Slips of the Tongue Can Incite Lashing by Locals In Former Yugoslavia

When she returns to her native Zagreb, Olinka Gjigas doesn't have to tell people she's been living abroad for the past three years. They can tell as soon as she starts to speak.

"Each time I visit, more words have been changed or added to our language," says Ms. Gjigas, who works in neighboring Hungary and returns only a few times a year to visit her family. "I try to catch on to the new way of speaking, but people know immediately that I haven't been living here. At first it seemed funny, even ridiculous. But when a vegetable seller snubbed my mother in the market because she used an 'old' word, I just couldn't believe it."

The fighting may be over, but the successor states of Yugoslavia are waging new wars over words. Like Yugoslavia itself, the Serbo-Croatian language is breaking apart, ending a tumultuous century-old marriage of a half-dozen south Slavic dialects.

Croats and Bosnians are rewriting dictionaries and grammar books to emphasize the distinctiveness of their languages and, therefore, their nations.

But many people find themselves caught in the crossfire.

Bosnians are reviving Arabic, Turkish, and Persian words from the 19th century.
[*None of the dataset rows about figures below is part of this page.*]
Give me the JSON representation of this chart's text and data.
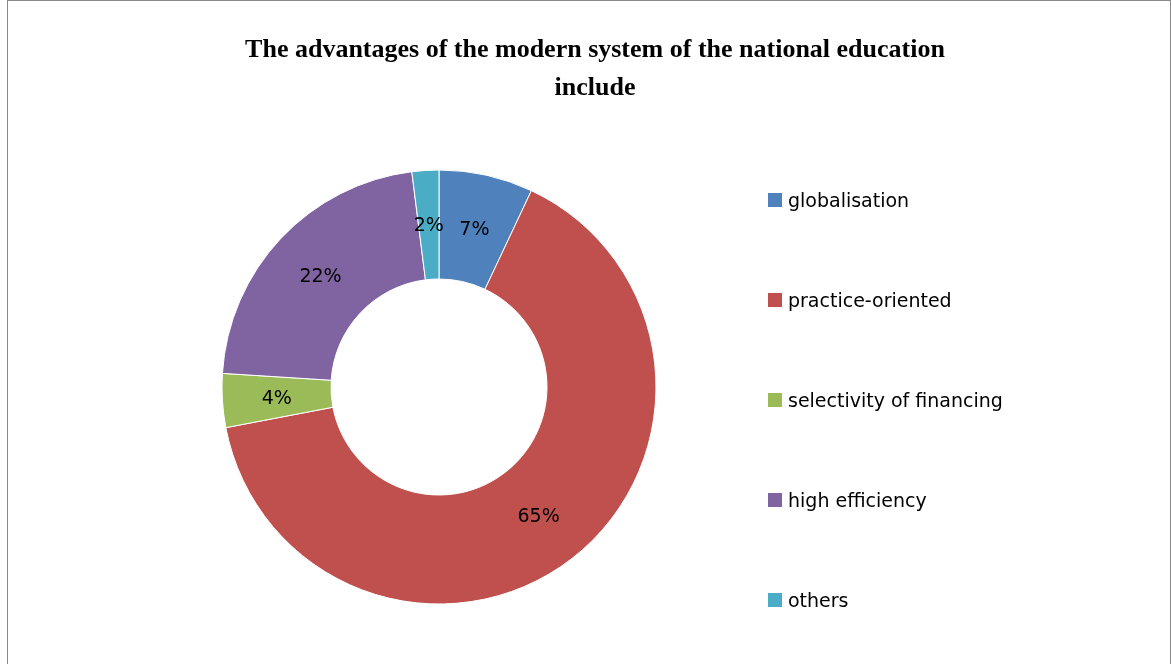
{
  "chart_data": {
    "type": "donut",
    "title": "The advantages of the modern system of the national education include",
    "categories": [
      "globalisation",
      "practice-oriented",
      "selectivity of financing",
      "high efficiency",
      "others"
    ],
    "values": [
      7,
      65,
      4,
      22,
      2
    ],
    "value_labels": [
      "7%",
      "65%",
      "4%",
      "22%",
      "2%"
    ],
    "colors": [
      "#4f81bd",
      "#c0504d",
      "#9bbb59",
      "#8064a2",
      "#4bacc6"
    ],
    "legend": "right"
  }
}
Croatians are replacing words deemed foreign with both new and old terms - all in an effort to reverse decades of alleged "Serbianization" of their language. Croatia has been most aggressive, encouraging teachers to accept only new words as correct on student exams. Extremist parliamentarians even launched a failed attempt to criminalize the use of "words of foreign origin."

Requesting bread with the "Serbian" hleb rather than the Croatian kruh elicits scowls in Zagreb grocery stores, while waiters become surly if an "unpatriotic" construction is used. And as the country's state-run schools, television, and publishing houses push new words and phrases it's becoming easier than ever to tell who is Croatian and who is not.

"The whole point is to create new differences between Croatia and [Serb-dominated rump] Yugoslavia so that communication between the two is more complicated and the idea of separate identities strengthened," says historian Ivo Banac. "There's no basis for this campaign in Croatia. Our identity is very strong, and the idea of the Serbian language somehow threatening it is preposterous."

Preposterous or not, Croatian authorities are aggressively "purifying" their country's language by substituting words deemed to be foreign with Croatian words. New words are either newly invented or borrowed from medieval and baroque Croatian literature. "It's as if they were trying to purify English by removing all the words of French origin and reintroducing words from Beowulf [the 8th-century epic poem]," says Victor Friedman of the University of Chicago's Slavic Languages Department. "They're not just trying to turn back the clock but inventing a clock that never existed."

The creation of new national languages is causing great confusion, because Serbo-Croatian dialects are based on geography, not ethnicity. "In any given village the people are all going to speak the same dialect, whether they are Serbs, Croats, or Muslims," says Dr. Friedman. Serbs from western Herzegovina or the Krajina region of Croatia, for example, spoke the same dialect as their Croat and Muslim neighbors. Now that this dialect has been dubbed "Croatian," the Serbs are under considerable pressure to prove their identities by adopting the Belgrade-standard, a dialect unfamiliar to them.

Before being pushed out by an August 1995 Croatian offensive, Krajina Serb radio announcers in the town of Knin could be heard stumbling over the new "Serbian" words and pronunciation in their broadcasts.

Even Croatian President Franjo Tudjman gets confused. During US President Clinton's visit here earlier this year, President Tudjman accidentally used the "Serbian" word for "happy," srecan, instead of the "Croatian" sretan, during a live speech. His error was edited out of later broadcasts on state television, but opposition press had a field day.

Another problem with the Croatian reforms is that only a handful of professional linguists actually knows which words are truly Croatian and which are foreign borrowings. Amateur reformers in the state bureaucracy reject one Serbo-Croatian word for "one thousand" - hiljada - in favor of another, tisca. Hiljada was favored by the Communist authorities who ran the former Yugoslavia, and thus is regarded as "Serbian" by amateur reformers. "It's ironic because hiljada is actually a very old Croatian word, perhaps more authentic than tisca," says Ivan Supek, president of the Croatian Academy of Sciences.

The reforms will continue to have difficulties. "We don't even have a Croatian dictionary yet," says University of Zagreb linguist Bulcs Lszl. "How can the poor primary school teachers teach their pupils the 'correct' way to speak? They don't even know it themselves."